In Vino Veritas

Deux étoiles

Compte-rendu d’un repas de classe à la Fourchette des Ducs à Obernai, au cours duquel les plaisirs gustatifs se sont mariés aux doux parfums de quelques belles bouteilles : Viré-Clessé Tradition J. Thévenet 2004, Domaine de la Bongran ; Chassagne-Montrachet Vieille Vigne rouge 2010, Bernard Moreau.

Les journées d’automne voient le retour de conditions idéales à la dégustation. Lors d’un superbe dimanche, nous prenons la route pour le Bas-Rhin et la belle petite ville d’Obernai. Celà faisait longtemps que je voulais goûter à la Fourchette des Ducs, table renommée d’Alsace et de France. Nichée dans une grande maison alsacienne construite par Ettore Bugatti il y a près d’un siècle tout près de la gare, cette adresse porte le nom d’une amie des lieux, à savoir Anne-Sophie Pic. Nous sommes reçus très chalereusement par les maîtres des lieux, Nicolas Stamm et Serge Schaal.

Nous sommes installés au fond du salon d’hiver, tout près de la cheminée. L’ambiance traditionnelle mais très cosy des lieux invite à la convivialité. Nous ne tardons pas à goûter aux nombreux petits amuses-bouche, dont un excellent macaron saumon bergamote, accompagnés d’un Muscat d’Alsace 2010 de Frédéric Mochel.
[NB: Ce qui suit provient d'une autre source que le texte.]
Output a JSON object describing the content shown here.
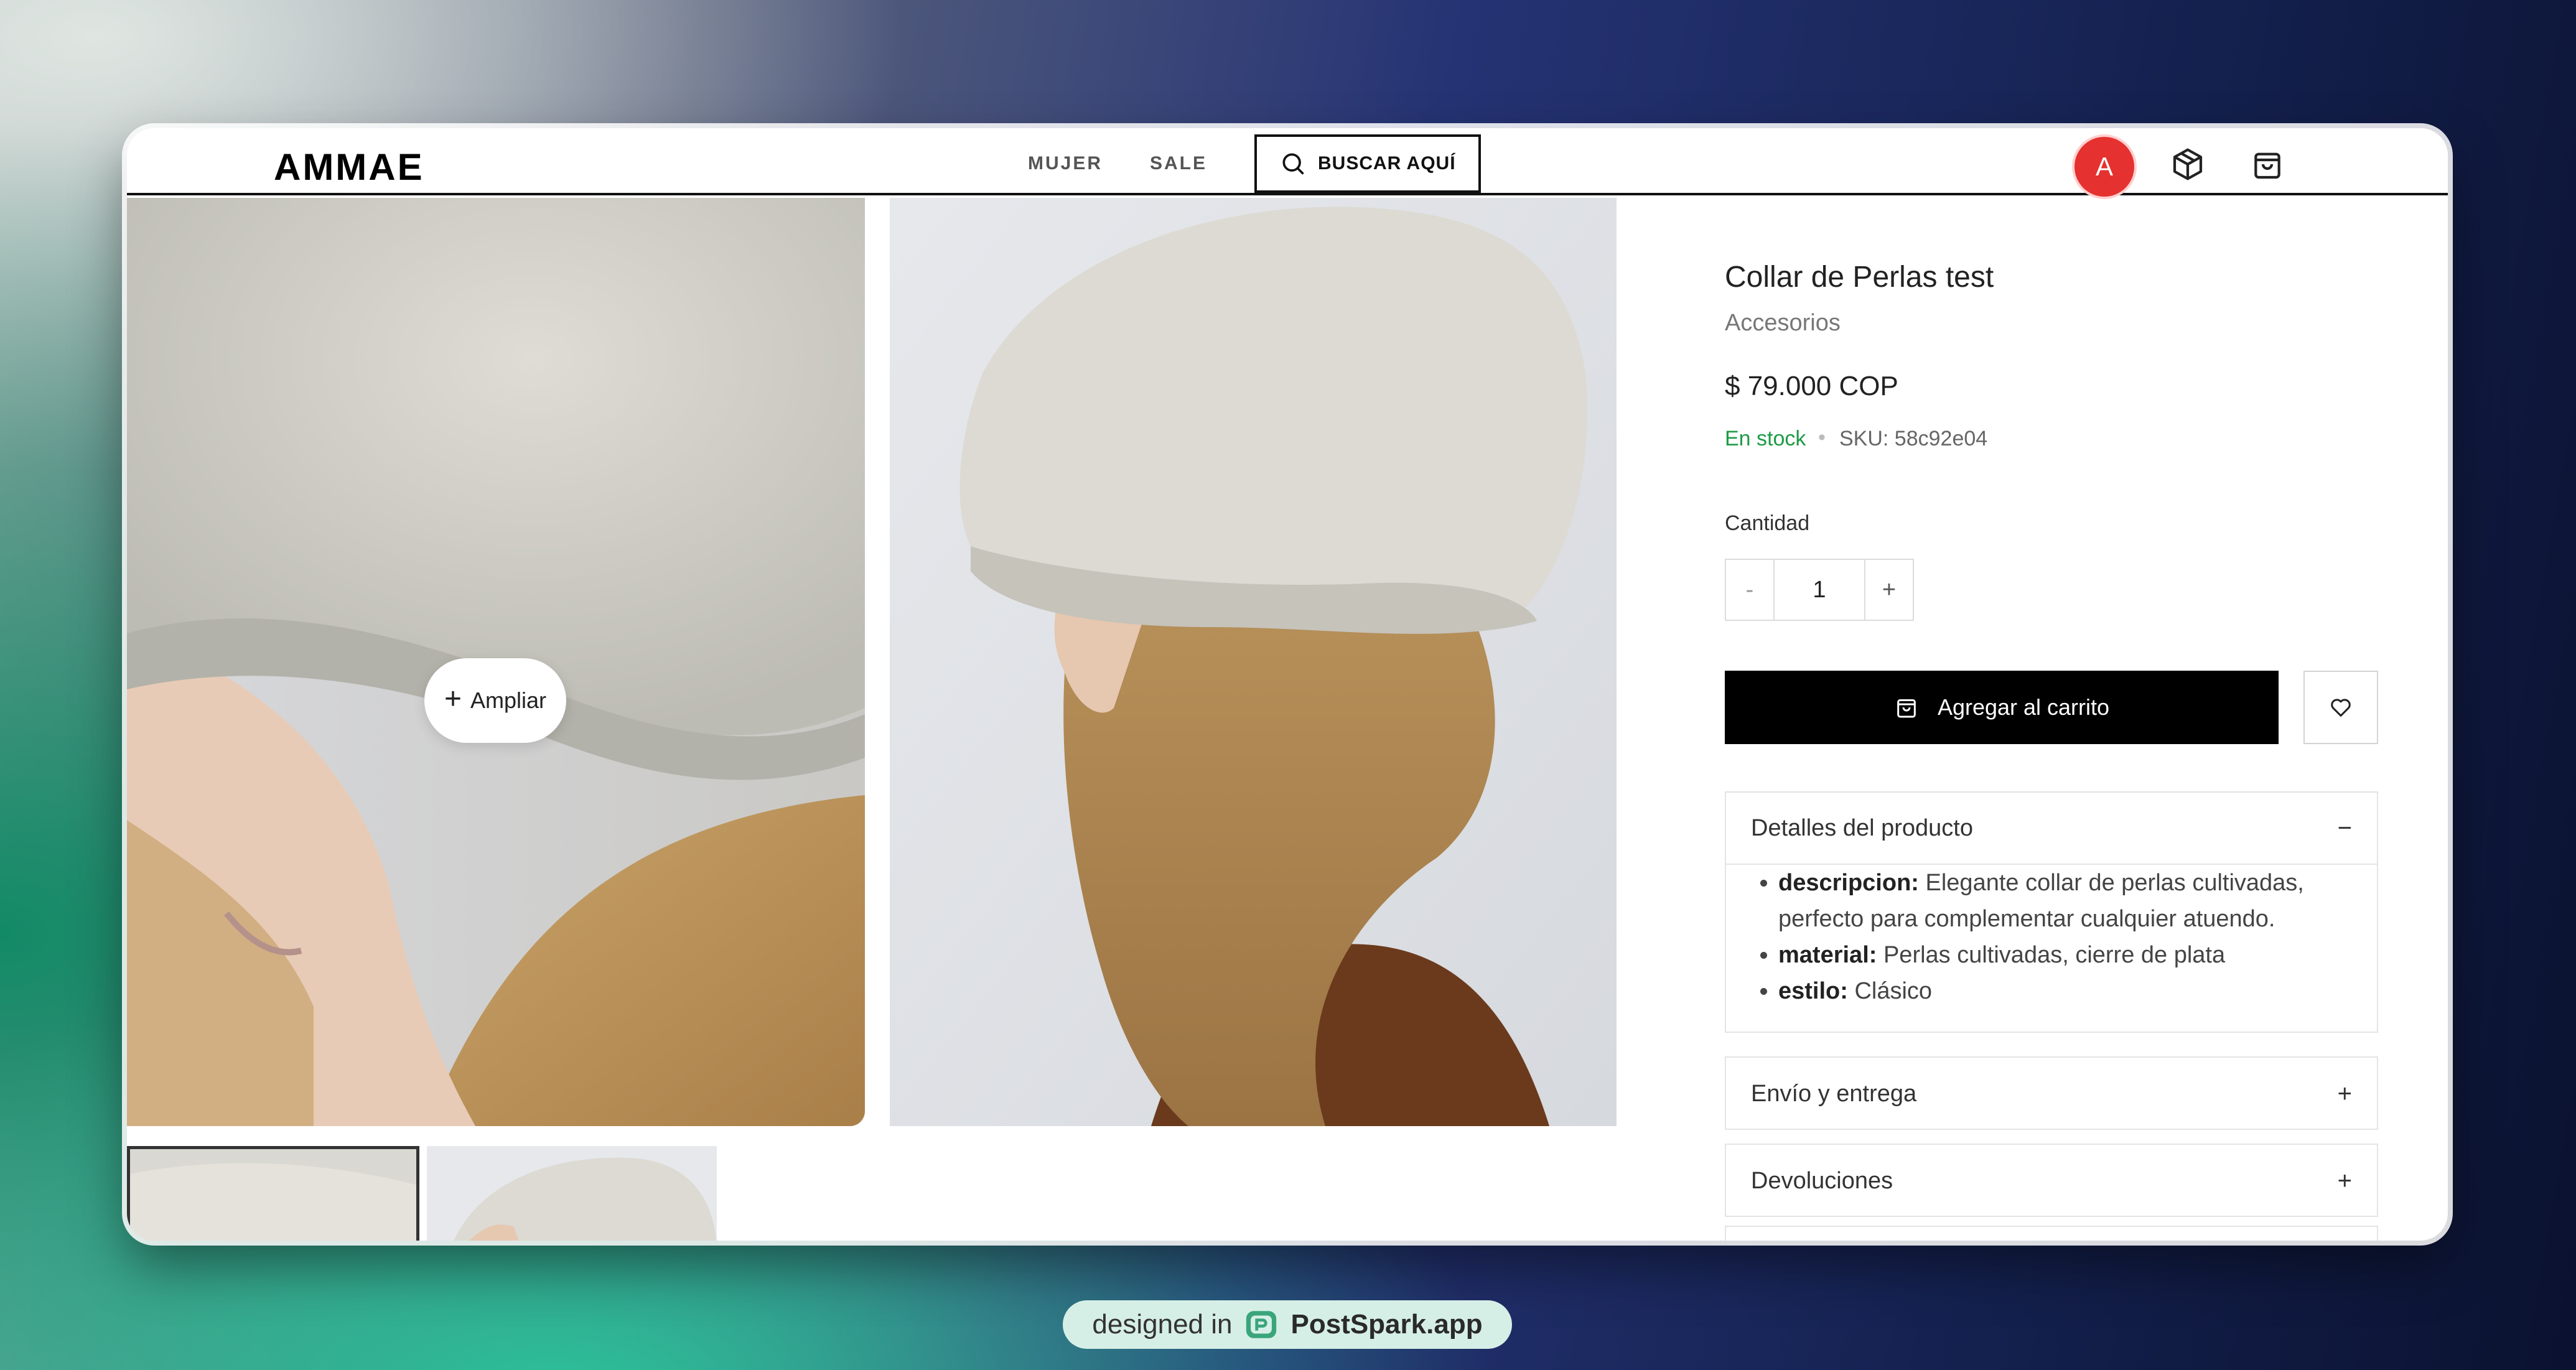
{
  "nav": {
    "logo": "AMMAE",
    "links": [
      "MUJER",
      "SALE"
    ],
    "search_label": "BUSCAR AQUÍ",
    "avatar_initial": "A"
  },
  "gallery": {
    "zoom_label": "Ampliar"
  },
  "product": {
    "title": "Collar de Perlas test",
    "category": "Accesorios",
    "price": "$ 79.000 COP",
    "stock": "En stock",
    "sku": "SKU: 58c92e04",
    "quantity_label": "Cantidad",
    "quantity_minus": "-",
    "quantity_value": "1",
    "quantity_plus": "+",
    "add_to_cart": "Agregar al carrito"
  },
  "accordion": {
    "details_title": "Detalles del producto",
    "details_sign": "−",
    "details_items": [
      {
        "key": "descripcion:",
        "value": " Elegante collar de perlas cultivadas, perfecto para complementar cualquier atuendo."
      },
      {
        "key": "material:",
        "value": " Perlas cultivadas, cierre de plata"
      },
      {
        "key": "estilo:",
        "value": " Clásico"
      }
    ],
    "shipping_title": "Envío y entrega",
    "shipping_sign": "+",
    "returns_title": "Devoluciones",
    "returns_sign": "+"
  },
  "badge": {
    "prefix": "designed in",
    "brand": "PostSpark.app"
  },
  "colors": {
    "accent_black": "#000000",
    "stock_green": "#1e9b46",
    "avatar_red": "#e5312f"
  }
}
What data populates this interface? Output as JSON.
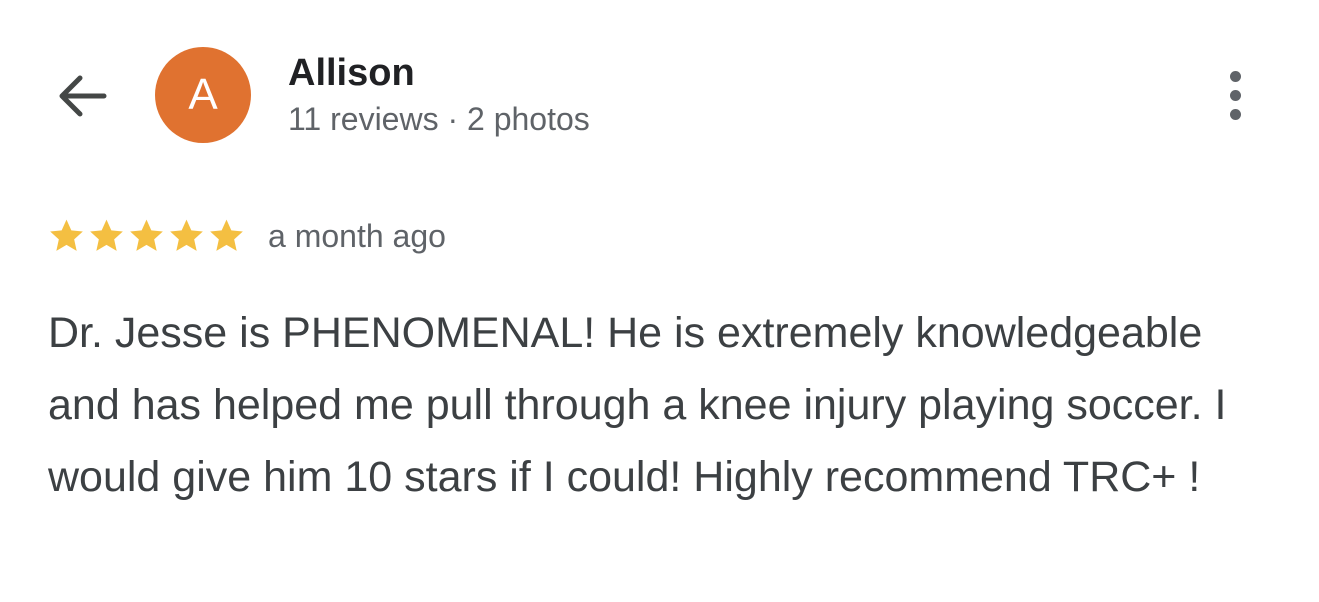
{
  "colors": {
    "avatar_bg": "#e07230",
    "star": "#f4bf42",
    "text_primary": "#202124",
    "text_secondary": "#5f6368"
  },
  "header": {
    "back_icon": "arrow-left-icon",
    "more_icon": "more-vert-icon"
  },
  "reviewer": {
    "initial": "A",
    "name": "Allison",
    "meta": "11 reviews · 2 photos"
  },
  "review": {
    "rating": 5,
    "max_rating": 5,
    "date": "a month ago",
    "text": "Dr. Jesse is PHENOMENAL! He is extremely knowledgeable and has helped me pull through a knee injury playing soccer. I would give him 10 stars if I could! Highly recommend TRC+ !"
  }
}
Souvent à la table des grands restaurants de la région, ce producteur nous offre un Muscat sur le fruit croquant et vif malgré une amertume un peu trop prononcée à mon goût. Le tout reste néanmoins plutôt agréable.

Nous choisissons à l’unanimité le Menu Essence du Terroir, présenté comme une cuisine classique et créative. En guise mise en bouche, une succulente galantine de saumon frais et homard a le mérite de nous éveiller le palais grâce à une association fraîche et riche en goût. Fana de saumon, Audrey se rue sur cette pré-entrée franchement réussie !

Le sommelier nous a rejoint entre temps pour composer les accords de notre Menu. Nous décidons d’aller pour un vin blanc puis un vin rouge. La carte des vins mérite le détour car elle offre plusieurs vins produits par de grands noms de la viticulture française comme par exemple Jean-François Coche-Dury ou encore de Jean-Louis Chave. J’ai secrètement hésité pour le premier des deux avant de succomber au choix original du sommelier pour Viré-Clessé Tradition J. Thévenet 2004 du Domaine de la Bongran. Nous commençons le repas par une fricassée de « Gros Gris de Cleurie », brunoise de pomme de terre à l’ail et émulsion de persil. Je pensais d’abord que nous allions recevoir des huîtres ! Mais me voilà rassuré quand je vois ces escargots des Vosges sur lesquels est versée une sauce finement épicée au persil. Nous portons le nez à ce Viré-Clessé, cette petite appellation du Mâconnais. Son nez riche exhale des notes évidentes de truffe blanche, de tilleul, de coeur d’artichaut et d’aubépine sur un fond de fruits jaunes mûrs (coing, mirabelle). Le sommelier nous avait évoqué le caractère exhubérant et changeant de ce vin  évolué et aux multiples facettes. L’attaque en bouche est grasse, son volume enveloppe le palais sur des touches de citron confit et de tilleul. Concentré, il a absorbé tout son volume de par son léger sucre résiduel (15g/L). L’accord sur les escargots est excellent, sa palette aromatique le rend intraitable en gastronomie.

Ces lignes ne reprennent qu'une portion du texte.